I knew then at once that although he may ostensibly have been going to Saigon as a diplomat he was in fact working for the security services — a spy, or a handler of spies. That was why he wanted to meet me.

‘Do you still keep in touch with anyone out there, by the way?’ he asked, later, pouring the rest of the wine.

‘No,’ I said. ‘They’re all dead, now.’

5. OPERATION TORCH

THE STRANGE ASPECT ABOUT the affair I embarked on with Charbonneau was that it seemed almost immediately normal — as if we’d been lovers for years — the question in my mind being why had it taken us so long?

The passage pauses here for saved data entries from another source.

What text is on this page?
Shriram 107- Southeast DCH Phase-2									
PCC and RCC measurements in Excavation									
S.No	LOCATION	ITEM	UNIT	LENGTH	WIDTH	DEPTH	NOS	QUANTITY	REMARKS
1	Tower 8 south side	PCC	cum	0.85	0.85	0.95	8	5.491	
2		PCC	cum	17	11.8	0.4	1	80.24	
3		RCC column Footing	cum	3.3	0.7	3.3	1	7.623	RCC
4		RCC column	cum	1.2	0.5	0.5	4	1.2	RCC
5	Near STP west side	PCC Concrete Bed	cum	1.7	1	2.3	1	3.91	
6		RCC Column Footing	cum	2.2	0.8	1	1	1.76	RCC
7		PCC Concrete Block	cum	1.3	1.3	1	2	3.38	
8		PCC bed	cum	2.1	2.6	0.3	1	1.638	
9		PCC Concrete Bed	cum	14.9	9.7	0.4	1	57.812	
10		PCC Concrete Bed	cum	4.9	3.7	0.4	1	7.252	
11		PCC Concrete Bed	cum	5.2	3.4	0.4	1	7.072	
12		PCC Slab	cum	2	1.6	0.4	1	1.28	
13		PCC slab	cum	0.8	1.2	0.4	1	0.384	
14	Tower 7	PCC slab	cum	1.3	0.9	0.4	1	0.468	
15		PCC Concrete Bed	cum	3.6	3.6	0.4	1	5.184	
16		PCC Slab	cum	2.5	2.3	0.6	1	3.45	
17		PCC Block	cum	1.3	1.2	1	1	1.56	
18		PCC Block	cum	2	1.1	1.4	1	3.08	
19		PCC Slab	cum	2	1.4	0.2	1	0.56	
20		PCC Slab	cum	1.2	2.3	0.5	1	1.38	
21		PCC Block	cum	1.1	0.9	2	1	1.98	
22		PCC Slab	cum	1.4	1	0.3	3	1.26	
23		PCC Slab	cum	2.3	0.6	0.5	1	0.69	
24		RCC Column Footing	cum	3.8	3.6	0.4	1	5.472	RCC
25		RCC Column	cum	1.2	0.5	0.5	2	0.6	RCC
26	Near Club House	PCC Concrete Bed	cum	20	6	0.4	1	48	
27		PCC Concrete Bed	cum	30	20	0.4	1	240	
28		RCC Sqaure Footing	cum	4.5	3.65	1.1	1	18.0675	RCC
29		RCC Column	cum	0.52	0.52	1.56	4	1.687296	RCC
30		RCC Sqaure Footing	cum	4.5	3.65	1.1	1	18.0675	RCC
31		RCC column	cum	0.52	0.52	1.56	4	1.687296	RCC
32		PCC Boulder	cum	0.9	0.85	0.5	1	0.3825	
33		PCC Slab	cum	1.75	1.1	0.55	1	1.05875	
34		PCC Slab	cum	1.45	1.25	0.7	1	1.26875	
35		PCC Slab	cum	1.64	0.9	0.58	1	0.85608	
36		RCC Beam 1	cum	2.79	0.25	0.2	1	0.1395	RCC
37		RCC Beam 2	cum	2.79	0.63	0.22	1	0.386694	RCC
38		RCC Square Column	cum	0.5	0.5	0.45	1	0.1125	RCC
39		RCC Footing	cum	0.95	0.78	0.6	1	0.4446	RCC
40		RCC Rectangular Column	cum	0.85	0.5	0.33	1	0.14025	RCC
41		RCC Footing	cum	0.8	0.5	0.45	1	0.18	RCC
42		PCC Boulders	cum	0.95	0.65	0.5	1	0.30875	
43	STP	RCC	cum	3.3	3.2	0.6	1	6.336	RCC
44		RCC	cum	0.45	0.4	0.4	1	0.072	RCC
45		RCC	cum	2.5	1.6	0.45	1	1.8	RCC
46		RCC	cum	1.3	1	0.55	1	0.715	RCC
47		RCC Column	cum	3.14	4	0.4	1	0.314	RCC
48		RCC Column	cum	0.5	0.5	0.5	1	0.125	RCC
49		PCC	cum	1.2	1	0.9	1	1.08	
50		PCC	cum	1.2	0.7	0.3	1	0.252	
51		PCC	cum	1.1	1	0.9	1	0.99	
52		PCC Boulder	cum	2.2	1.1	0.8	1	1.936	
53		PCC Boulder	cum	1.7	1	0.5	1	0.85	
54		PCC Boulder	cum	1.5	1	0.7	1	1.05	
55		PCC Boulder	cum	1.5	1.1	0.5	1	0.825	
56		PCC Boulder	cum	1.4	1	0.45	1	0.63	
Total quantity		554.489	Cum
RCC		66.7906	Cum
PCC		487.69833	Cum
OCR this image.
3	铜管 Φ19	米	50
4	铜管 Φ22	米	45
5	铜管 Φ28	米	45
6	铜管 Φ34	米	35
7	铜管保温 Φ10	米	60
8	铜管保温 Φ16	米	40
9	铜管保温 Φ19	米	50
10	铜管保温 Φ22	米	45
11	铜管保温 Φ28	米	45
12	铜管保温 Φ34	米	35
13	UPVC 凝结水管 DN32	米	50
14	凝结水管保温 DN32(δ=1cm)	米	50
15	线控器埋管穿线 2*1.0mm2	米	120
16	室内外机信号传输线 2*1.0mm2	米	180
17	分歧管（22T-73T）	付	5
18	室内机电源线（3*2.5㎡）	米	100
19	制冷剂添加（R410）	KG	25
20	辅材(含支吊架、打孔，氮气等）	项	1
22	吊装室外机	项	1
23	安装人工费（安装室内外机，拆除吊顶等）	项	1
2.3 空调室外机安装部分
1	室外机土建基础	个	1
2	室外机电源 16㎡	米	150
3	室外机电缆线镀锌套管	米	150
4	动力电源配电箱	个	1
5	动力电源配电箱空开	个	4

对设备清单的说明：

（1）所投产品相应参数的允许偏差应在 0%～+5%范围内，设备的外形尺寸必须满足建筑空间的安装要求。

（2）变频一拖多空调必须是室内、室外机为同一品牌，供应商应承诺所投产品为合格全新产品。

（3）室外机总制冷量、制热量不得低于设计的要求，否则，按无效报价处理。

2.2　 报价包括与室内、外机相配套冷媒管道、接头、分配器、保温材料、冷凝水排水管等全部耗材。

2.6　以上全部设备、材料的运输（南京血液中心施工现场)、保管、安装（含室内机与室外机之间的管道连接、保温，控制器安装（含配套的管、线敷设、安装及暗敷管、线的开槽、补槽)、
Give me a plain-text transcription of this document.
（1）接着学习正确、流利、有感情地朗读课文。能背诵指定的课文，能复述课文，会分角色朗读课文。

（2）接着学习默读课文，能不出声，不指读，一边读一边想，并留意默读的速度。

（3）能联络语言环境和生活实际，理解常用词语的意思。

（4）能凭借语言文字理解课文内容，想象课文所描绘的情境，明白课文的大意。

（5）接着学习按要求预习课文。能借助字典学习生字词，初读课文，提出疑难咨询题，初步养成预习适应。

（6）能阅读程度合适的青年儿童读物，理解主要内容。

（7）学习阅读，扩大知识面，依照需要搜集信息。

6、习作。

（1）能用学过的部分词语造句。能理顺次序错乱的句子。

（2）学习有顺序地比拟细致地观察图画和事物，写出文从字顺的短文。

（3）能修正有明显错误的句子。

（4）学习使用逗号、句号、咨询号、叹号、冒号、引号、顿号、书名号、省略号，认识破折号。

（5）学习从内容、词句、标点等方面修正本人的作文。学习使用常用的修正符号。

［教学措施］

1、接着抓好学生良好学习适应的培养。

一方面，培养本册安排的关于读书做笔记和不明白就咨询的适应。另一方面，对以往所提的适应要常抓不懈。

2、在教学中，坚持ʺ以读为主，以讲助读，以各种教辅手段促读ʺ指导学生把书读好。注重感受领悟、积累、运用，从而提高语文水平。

We had dined together two or three times, whenever Charbonneau could slip away from Washington and come to New York. I remember towards the end of the year he called me in a foul mood, saying he had to escape from the hell of DC and his ‘foutue mission’. What about dinner? Choose a new French restaurant — it had to be French — let’s test it, as we used to. I need some fun, he said. Come to the apartment and have a drink, first, I said. I’ll find somewhere interesting.

My new place was on 65th Street between 3rd Avenue and Park. I had the top floor of an old crumbling brownstone with my own entrance at the side. An ancient lady and her maid lived in the rest of the building but I rarely saw them. Once a whole two months went by without a glimpse.

Charbonneau arrived, took off his ill-fitting captain’s jacket and explored my rooms as I mixed two manhattans. I heard him opening cupboards and drawers, running taps in the bathroom as if he were a prospective tenant.

He wandered back into the sitting room and I handed him his drink.

‘Are you all right?’ I asked. ‘You seem a bit depressed.’

‘We are invading French Africa tomorrow,’ he said. ‘Morocco. Or rather you are. Americans and British fighting the French. C’est bien déprimant.

‘Fighting the bad French — you’re good French.’

‘It’s very complicated.’

‘Everything’s very complicated, Charbonneau. Life is complicated. It’s what you always tell me.’

‘It’s top secret. Don’t tell anyone.’

I raised my glass. ‘Bon courage aux alliés.

‘Your accent is terrible but the sentiments I approve.’ He paused, thinking. ‘Approve of.’ He smiled ruefully. ‘At least we have twelve million Russians soldiers on our side. How can we lose, in the long run?’ He seemed uncomfortable, all of a sudden. ‘What is it, Amory? Why are you looking at me like this?’